Beruntung Sandra sering meninggalkan kaos di dalam mobil. Dengan asal-asalan, Auden memakai kaos sambil berpikir ke mana seharusnya?

Satu-satunya hal yang terpikirkan oleh otak cerdas otak Auden adalah membiarkan gadis bodoh ini cuti satu bulan, dan bisa mengaku pada Sandra dan semua orang jika Ayla hamil dari kekasihnya. Mungkin dia bisa mencari seseorang yang menjadi kambing hitam yang mau jadi kekasih Ayla, dia yakin pemuda miskin manapun pasti mau saja jika uang berbicara.

"Jadi, sekarang kamu mau apa?"

"Saya mau pulang."

Sebenarnya Ayla tak yakin bisa selamat di rumahnya yang seperti neraka. Dia punya banyak adik, ibunya suka berteriak begitu juga ayahnya. Bekerja di luar kota adalah salah satu pelarian terbaiknya, jika sudah begini dia kembali masuk ke dalam neraka.

"Saya yang akan mengantarkan kamu."

Rumah Ayla berkisar lima jam dari kota.

Walau tubuhnya sangat lemah, tapi masalah berat yang dihadapi membuat Ayla tak ingin terus-terusan bermanja. Mungkin dia bisa memikirkan untuk menggugurkan anak ini.

Tanpa sadar air matanya memanas, apa dia jadi ibu jahat membunuh anak sendiri?

Auden mengantarkan Ayla ke rumah terlebih dahulu untuk mengambil pakain gadis itu. Benar-benar tak punya lagi harapan untuk bertahan hidup.

____

Rasa mual kembali menderanya, kembali ke gubuk reot yang penuh dengan kebisingan.

Ayla adalah anak pertama dan punya banyak sekali adik berjumlah lima orang.

Ketika melihat ibunya yang sedang menyiram cabe di samping rumah dia tahu neraka seperti apa yang akan dijalani, apalagi pulang dengan keadaan hamil seperti ini.

"M-mama." bahkan lidahnya terasa seperti kelu karena memanggil ibu sendiri.

"Oh, kau pulang rupanya! Itu bapakmu sedang pergi ke rumah tetangga ada hajatan, kebetulan kau pulang, jadi bisa kita sumbang duit."

Tidak ada penyambutan penuh rindu, tapi terus saja uang dan uang yang membuat Ayla begitu muak.

"Ma, aku hamil," aku Ayla dengan jujur.

"APA KAU BILANG?" Suara pekikan hingga membuat satu kampung bisa mendengarnya.

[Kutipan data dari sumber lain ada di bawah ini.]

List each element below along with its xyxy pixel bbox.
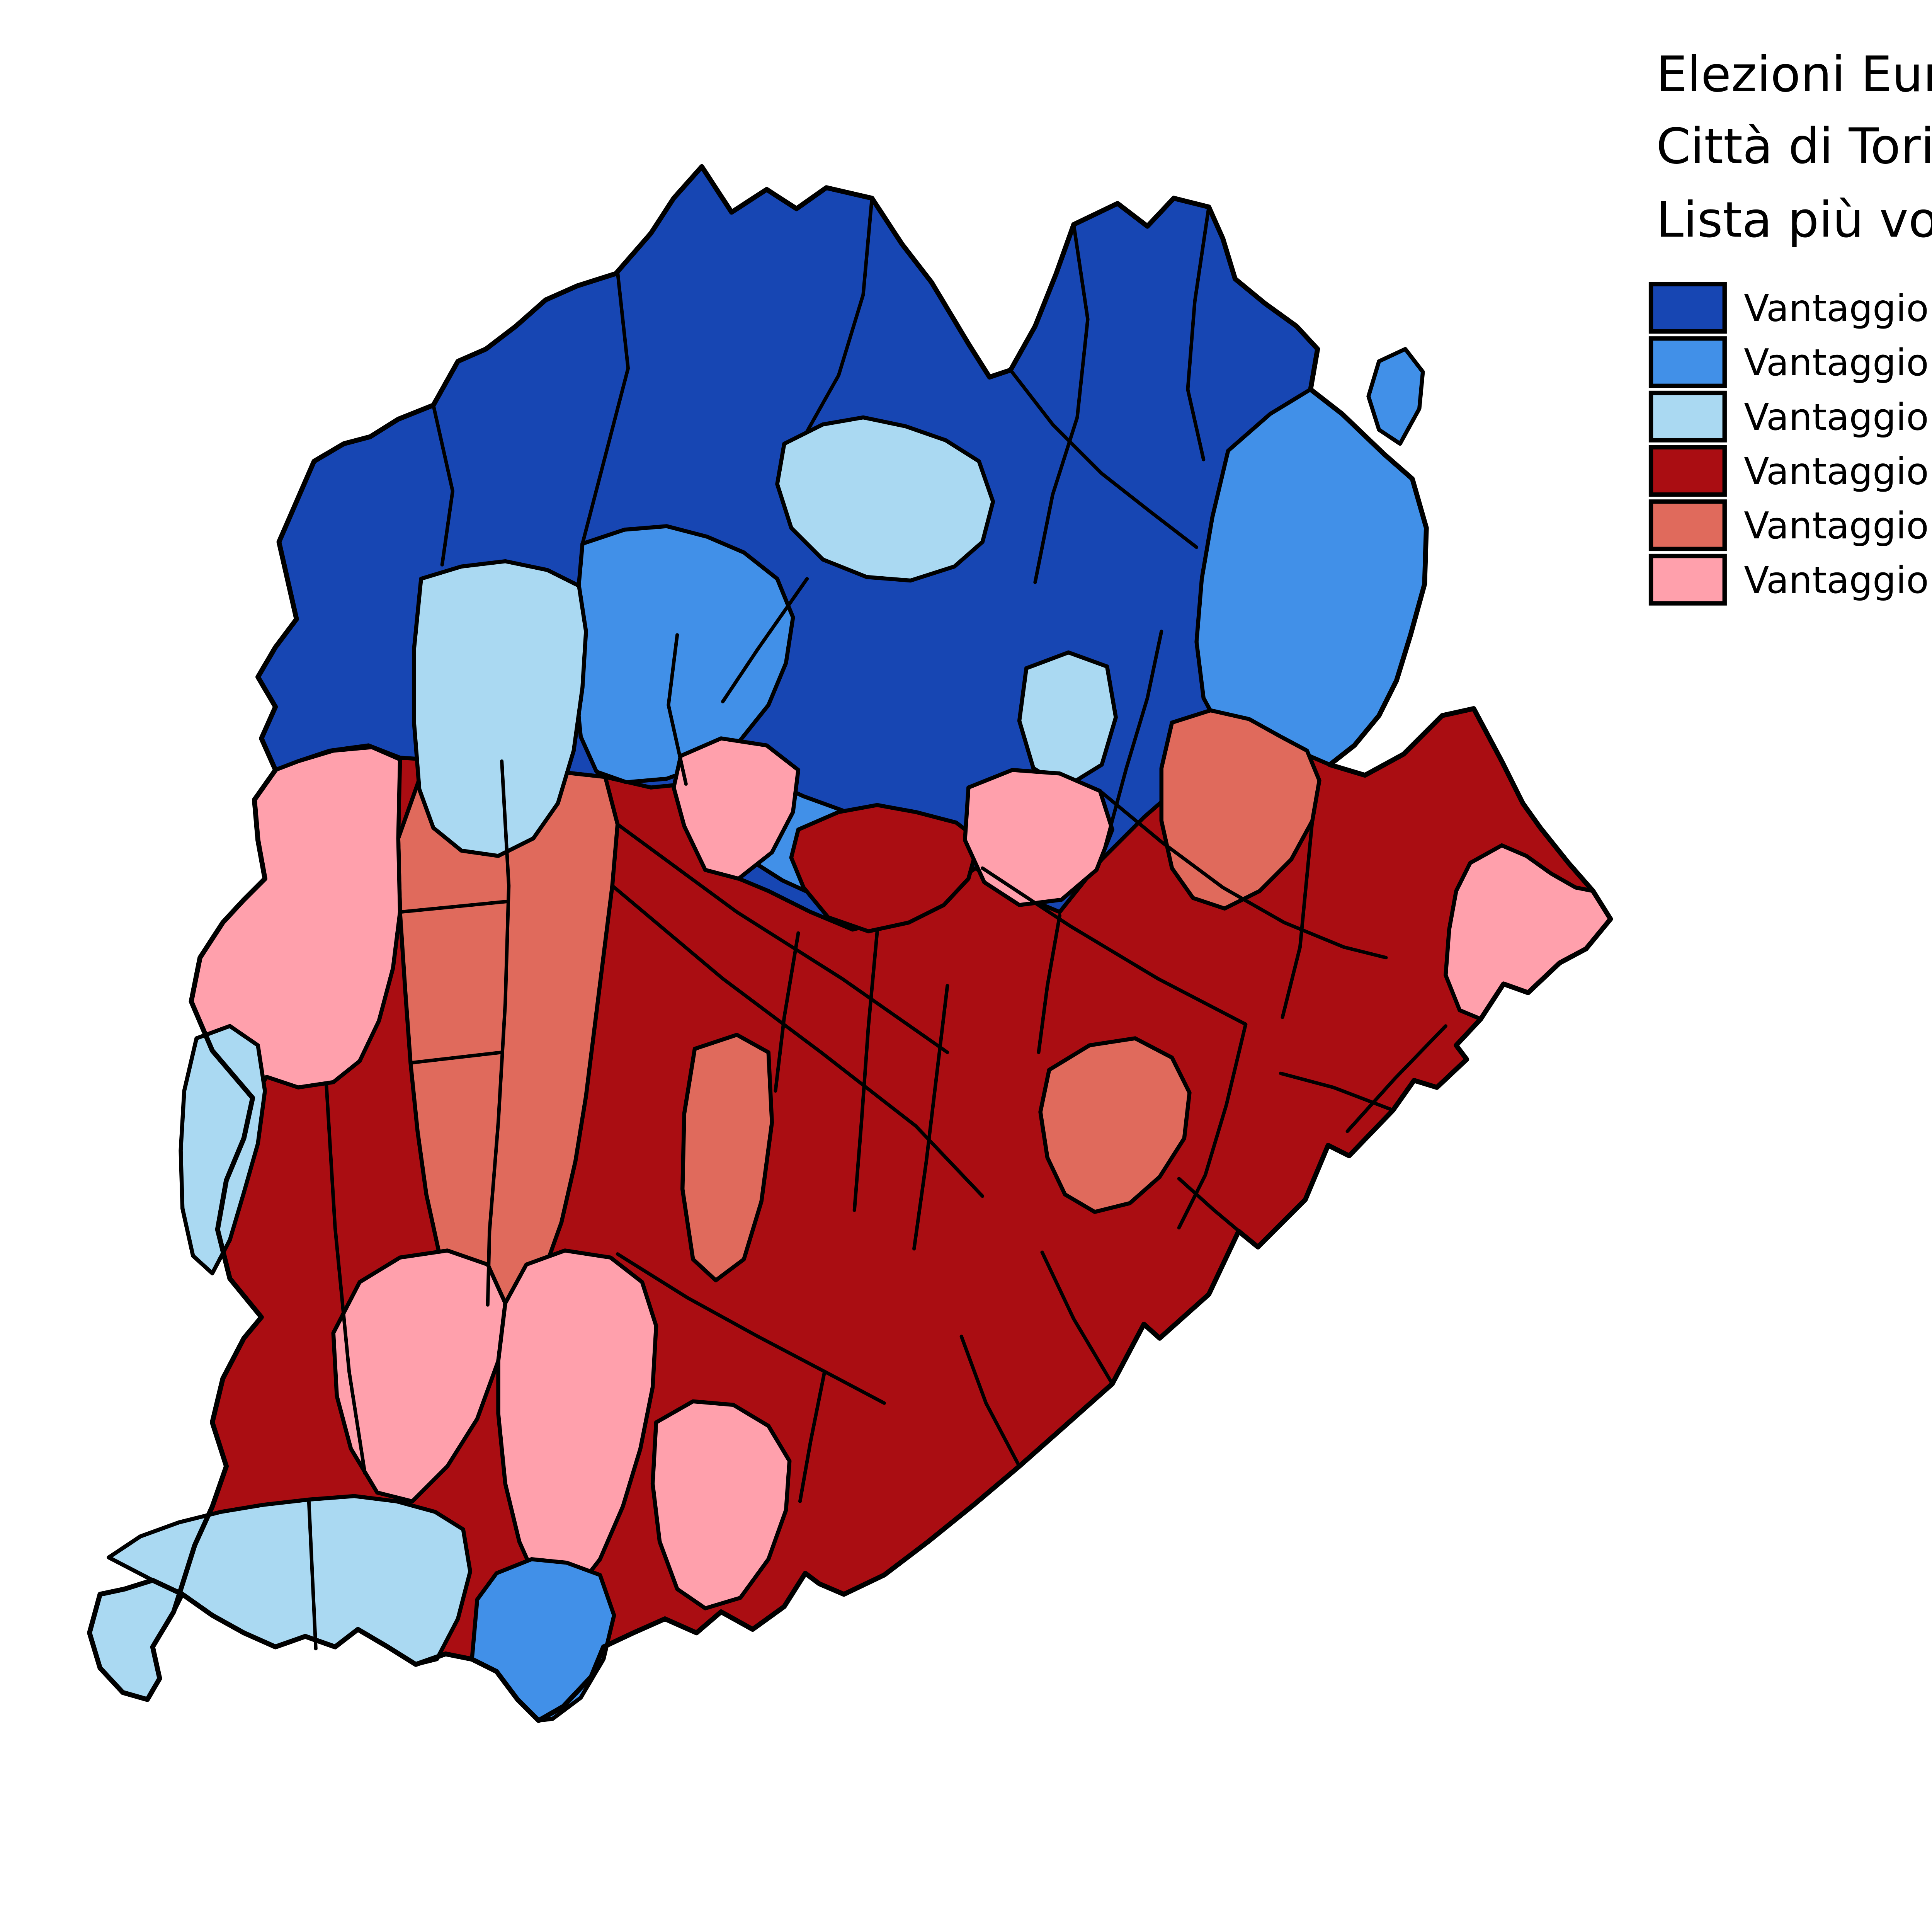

"Bicara sekali lagi!" Wanita berumur itu mendekat, garis-garis keriput di wajahnya kian terlihat selaras dengan amarah yang sudah menguasai dirinya.

"H-hamil."

BRAKKK!!!

Pot berisi cabe di depannya sudah melayang di kepala sang putri.

"Anak sialan! Kenapa tidak mati aja dari dulu! Hanya bisa nyusahin."

Dengan jurus seribu bayangan Mala menendang putri sulungnya hingga terjatuh di lantai.

"Tak usah hidup lagi kau, anjing! Hanya bisa menyusahkan dari kecil!"

"M-ma." Bibir Ayla bergetar sambil memeluk perutnya menahan dari serangan amukan sang ibu.

Tak puas dengan satu pot, sekarang tiga pot sudah melayang di tubuh Ayla.

"Siapa laki-laki bajingan itu? Biar kupatahkan terongnya."

Mala terus saja mengamuk, tak puas dia menarik rambut anaknya yang membuat rambut Ayla tercabut berserta nyawanya.

"M-ma."

"Ahhhh!" Ayla kembali terpekik karena sang ibu sudah menendang tubuhnya layaknya bola.

Auden yang tadinya ingin segera pergi mengurungkan niatnya dan jadi tahu bagaimana tidak harmonisnya keluarga ini.

Dia tahu, faktor kemiskinan membuat orang miskin suka berbuat di luar nalar.

Tak lama, pria itu melihat Ayah Ayla yang menggendong beberapa anaknya yang masih kecil, satu di belakang, dua orang bergelantungan seperti anak monyet.

"Ada apa ini?" tanya Prana melihat sang istri sudah mengamuk.

"Bagaimana mungkin anak sial ini pulang-pulang bilang hamil! Bukannya kerja di sana, tapi sibuk melonte."

Auden segera turun dari mobilnya, dan mendekat ke arah kerumunan.

"Saya yang akan menikahinya," ucapnya mantap.

Ayla yang hampir pingsan sekarang kembali pingsan.

Entah bagaimana nasib sial selalu berada di pihaknya.